David Beaton (also Beton or Bethune; 29 May 1546) was Archbishop of St Andrews and the last Scottish cardinal prior to the Reformation.

Career
Cardinal Beaton was the sixth and youngest son of eleven children of John Beaton (Bethune) of Balfour in the county of Fife, and his wife Mary, daughter of Sir David Boswell of Balmuto. The Bethunes of Balfour were part of Clan Bethune, the Scottish branch of the noble French House of Bethune. The Cardinal is said to have been born in 1494. He was educated at the universities of St Andrews and Glasgow, and in his sixteenth year was sent to Paris, where he studied civil and canon law. In 1519 King James V of Scotland named him ambassador in France.

In 1520, his uncle, James Beaton, Archbishop of Glasgow, named David Beaton Rector and Prebendary at Cambuslang. After his uncle became Archbishop of St. Andrews in 1522, he resigned the position of Commendator of Arbroath in favour of his nephew. In 1525 David Beaton returned from France and took a seat as Lord Abbot of Arbroath in the Scottish Parliament. In 1528 the King named him Lord Privy Seal.

Between 1533 and 1542 he acted several times as King James V of Scotland's ambassador to France. He took a leading part in the negotiations connected with the King's marriages, first with Madeleine of France, and afterwards with Mary of Guise. In 1537 he was made coadjutor to his uncle at St. Andrews, with right of succession.

In December 1537 Beaton was made Bishop of Mirepoix in Languedoc on the recommendation of King Francis I, and consecrated the following summer. Presumably he was ordained around that time. Also in 1538 he was appointed a Cardinal by Pope Paul III, under the title of St Stephen in the Caelian Hill. In February 1539 Cardinal Beaton succeeded his uncle as Archbishop of St. Andrews. In 1544, he was made Papal legate in Scotland.

Politically, Beaton was preoccupied with the maintenance of the Franco-Scottish alliance, and opposing Anglophile political attitudes, which were associated with the clamour for Protestant reform in Scotland.

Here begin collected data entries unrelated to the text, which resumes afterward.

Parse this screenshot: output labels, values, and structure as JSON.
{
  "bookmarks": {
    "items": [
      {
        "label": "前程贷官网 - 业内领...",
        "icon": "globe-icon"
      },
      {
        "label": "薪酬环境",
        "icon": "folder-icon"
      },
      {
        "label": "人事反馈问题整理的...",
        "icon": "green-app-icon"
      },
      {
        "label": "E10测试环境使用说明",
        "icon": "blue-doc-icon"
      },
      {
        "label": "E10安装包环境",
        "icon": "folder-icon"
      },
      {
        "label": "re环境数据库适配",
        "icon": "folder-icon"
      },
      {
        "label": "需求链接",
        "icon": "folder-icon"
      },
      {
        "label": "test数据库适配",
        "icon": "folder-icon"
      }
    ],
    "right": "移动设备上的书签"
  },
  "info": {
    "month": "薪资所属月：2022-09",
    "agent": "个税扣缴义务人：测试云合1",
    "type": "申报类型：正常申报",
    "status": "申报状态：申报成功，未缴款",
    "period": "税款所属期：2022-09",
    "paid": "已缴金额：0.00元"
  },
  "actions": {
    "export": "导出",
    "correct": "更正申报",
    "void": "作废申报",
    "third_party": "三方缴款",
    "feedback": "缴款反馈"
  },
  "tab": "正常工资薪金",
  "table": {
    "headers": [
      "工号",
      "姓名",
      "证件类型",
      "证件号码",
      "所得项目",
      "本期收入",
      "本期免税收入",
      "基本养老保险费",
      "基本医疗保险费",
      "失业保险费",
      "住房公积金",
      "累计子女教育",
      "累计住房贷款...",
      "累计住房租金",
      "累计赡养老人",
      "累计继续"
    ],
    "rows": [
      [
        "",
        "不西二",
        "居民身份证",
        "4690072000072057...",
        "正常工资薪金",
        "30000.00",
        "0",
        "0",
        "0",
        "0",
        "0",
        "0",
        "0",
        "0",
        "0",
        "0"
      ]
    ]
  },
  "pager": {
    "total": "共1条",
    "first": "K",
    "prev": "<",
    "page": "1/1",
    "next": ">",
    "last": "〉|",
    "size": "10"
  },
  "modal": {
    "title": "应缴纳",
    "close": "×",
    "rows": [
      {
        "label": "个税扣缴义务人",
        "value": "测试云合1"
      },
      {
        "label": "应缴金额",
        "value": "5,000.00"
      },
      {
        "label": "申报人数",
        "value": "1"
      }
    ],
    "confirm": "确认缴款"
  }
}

Relations became strained between James V and his uncle, Henry VIII of England, who sought to detach Scotland from its allegiance to the Holy See and bring it into subjection to himself. Henry sent two successive embassies to Scotland to urge James to follow his example in renouncing the authority of the Pope in his dominions. King James declined to be drawn into Henry's plans and refused to leave his kingdom for a meeting with Henry. Hostilities broke out between the two kingdoms in 1542. The Cardinal was blamed by many for the war with England that led to the defeat at Solway Moss in November 1542.

During Mary's reign

James V died at Falkland Palace on 14 December 1542. Beaton tried to become one of the regents for the infant sovereign Mary, Queen of Scots. He based his claim on an alleged will of the late King; but the will was generally regarded as forged, and The 2nd Earl of Arran, heir presumptive to the throne, was declared regent. A copy of the alleged will was preserved by  Regent Arran. Dated 14 December 1542 in the King's bedchamber at Falkland Palace, it was witnessed by James Learmonth of Dairsie, Master Household; Henry Kemp of Thomastoun, Gentleman of the Chamber; Michael Durham, the King's doctor; John Tennent, William Kirkcaldy of Grange, Master Michael Dysart, Preceptor of St Anthony's at Leith; John Jordan, Rector of Yetham; Francis Aikman, perfumerer, and others at the bedside.  However, the clerk who wrote the instrument, Henry Balfour, a canon of Dunkeld, was not a recognised notary.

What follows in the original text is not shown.